He poked Cryptid in the shoulder.
"Drive toward Arlington."
Brad read the mission file on the way,
using his vidwatch to skim for keywords.
So far this ten-year-old girl had shown
transfiguration, sorcery, and timebending
but there had been months between each incident.
It was hard to get someone put on house arrest
for flickering alone, rather than manifesting
a talent that was some kind of credible threat.

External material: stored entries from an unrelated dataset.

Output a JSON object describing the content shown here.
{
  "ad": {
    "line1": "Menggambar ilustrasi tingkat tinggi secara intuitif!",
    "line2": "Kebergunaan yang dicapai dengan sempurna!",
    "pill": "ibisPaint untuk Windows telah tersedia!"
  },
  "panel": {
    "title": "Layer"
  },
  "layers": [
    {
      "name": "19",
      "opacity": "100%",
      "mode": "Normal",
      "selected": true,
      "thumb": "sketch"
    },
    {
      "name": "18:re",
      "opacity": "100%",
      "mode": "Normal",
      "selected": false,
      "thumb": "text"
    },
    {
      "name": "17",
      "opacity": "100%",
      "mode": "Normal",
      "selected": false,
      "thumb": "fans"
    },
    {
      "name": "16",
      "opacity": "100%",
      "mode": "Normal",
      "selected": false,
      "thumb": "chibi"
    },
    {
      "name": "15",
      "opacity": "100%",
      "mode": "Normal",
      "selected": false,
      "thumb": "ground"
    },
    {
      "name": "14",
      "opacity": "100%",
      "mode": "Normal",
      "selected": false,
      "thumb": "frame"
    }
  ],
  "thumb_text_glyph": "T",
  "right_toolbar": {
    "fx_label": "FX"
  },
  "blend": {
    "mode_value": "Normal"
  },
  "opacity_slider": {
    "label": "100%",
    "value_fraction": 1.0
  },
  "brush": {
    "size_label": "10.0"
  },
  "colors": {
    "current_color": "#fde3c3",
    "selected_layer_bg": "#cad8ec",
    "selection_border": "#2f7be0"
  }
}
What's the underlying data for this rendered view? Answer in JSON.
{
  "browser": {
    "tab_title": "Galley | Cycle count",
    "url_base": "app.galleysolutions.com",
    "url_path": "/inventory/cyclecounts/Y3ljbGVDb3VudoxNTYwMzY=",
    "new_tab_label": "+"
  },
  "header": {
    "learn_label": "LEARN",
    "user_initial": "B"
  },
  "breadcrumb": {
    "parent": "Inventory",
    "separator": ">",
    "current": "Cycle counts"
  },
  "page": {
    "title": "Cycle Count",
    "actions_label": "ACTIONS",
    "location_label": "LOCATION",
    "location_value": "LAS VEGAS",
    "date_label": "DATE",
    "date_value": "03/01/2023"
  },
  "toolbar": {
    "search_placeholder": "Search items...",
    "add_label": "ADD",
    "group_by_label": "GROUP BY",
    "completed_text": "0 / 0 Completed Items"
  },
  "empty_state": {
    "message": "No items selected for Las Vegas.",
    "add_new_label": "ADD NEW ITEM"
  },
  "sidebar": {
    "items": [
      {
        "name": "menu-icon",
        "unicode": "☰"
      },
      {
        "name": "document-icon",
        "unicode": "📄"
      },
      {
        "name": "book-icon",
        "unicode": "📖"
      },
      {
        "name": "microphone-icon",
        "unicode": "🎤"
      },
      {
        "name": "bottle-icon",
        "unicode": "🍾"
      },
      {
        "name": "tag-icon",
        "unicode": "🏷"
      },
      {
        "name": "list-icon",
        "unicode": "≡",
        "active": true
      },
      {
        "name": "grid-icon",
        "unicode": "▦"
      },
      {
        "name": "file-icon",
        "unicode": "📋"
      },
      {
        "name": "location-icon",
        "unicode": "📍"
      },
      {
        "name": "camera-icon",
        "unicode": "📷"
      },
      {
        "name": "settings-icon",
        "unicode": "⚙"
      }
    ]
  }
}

Well, there were other ways to handle matters,
as the Ventral Intelligence Agency was doing now.
"You're taking this pretty well, for a new guy,"
Sleuthhound said, watching Brad study.
"Usually they wonder if the intel is really reliable."
Brad shrugged. "What's to complain about?
Everything we hear is an opinion, not a fact.
Everything we see is a perspective, not the truth."
When they reached Arlington,
they spent a while driving in circles because
Sleuthhound said the target was moving.
Finally he announced, "She's in Glencarlyn Park."
They drove through the rolling green hills
and tufts of forest streaked with silver streams.
It was a nice day and families filled the park.
Parking the car Cryptid said, "I'll take the high watch.
Trepan, you make the approach. Sleuthhound, backup."
Then she turned into a pigeon and flew away.
Sleuthhound guided Brad to the right playground,
pointing out the little brunette and her mother.
Brad stolled over and said to the daughter,
"Heard you have quite a talent there, miss.
We're from the government. We're here to help you."
Everything went to hell amazingly fast after that.
The next thing Brad knew,
the boys playing volleyball were kangaroos,
there was an elephant crushing the merry-go-round,
not to mention a talking water fountain and
a hysterical jukebox wearing the remains
of a park custodian's dark green jumpsuit.
Brad's head was killing him and
his back ached all the way down to his butt.
So he did the sensible thing and shot the girl in the head.
Dead people generally don't use superpowers.
Everyone stopped turning into things they shouldn't be,
but a lot more people started screaming and running.
Brad was glad the VIA issued him a real gun,
even if it tended to make civilians panic.
Sleuthhound was trying to comfort the distraught mother.
Cryptid had shapeshifted back to human form and
taken over crowd control near the pavilion.
Brad was just trying to keep his head from exploding
under the strain of everyone's riotous emotions.
"You murdered my daughter right in front of me,
you evil bastard," the middle-aged woman wailed.
"I know, I know," Brad said. "You're thinking very loud."
"Oh," she said, "you're a telepath."
Then she hit him with a truck.
Then she drove a tank over him.
Then she threw him out of an airplane.
Then she fed him to a ravenous dinosaur.
Then she waterboarded him until he drowned.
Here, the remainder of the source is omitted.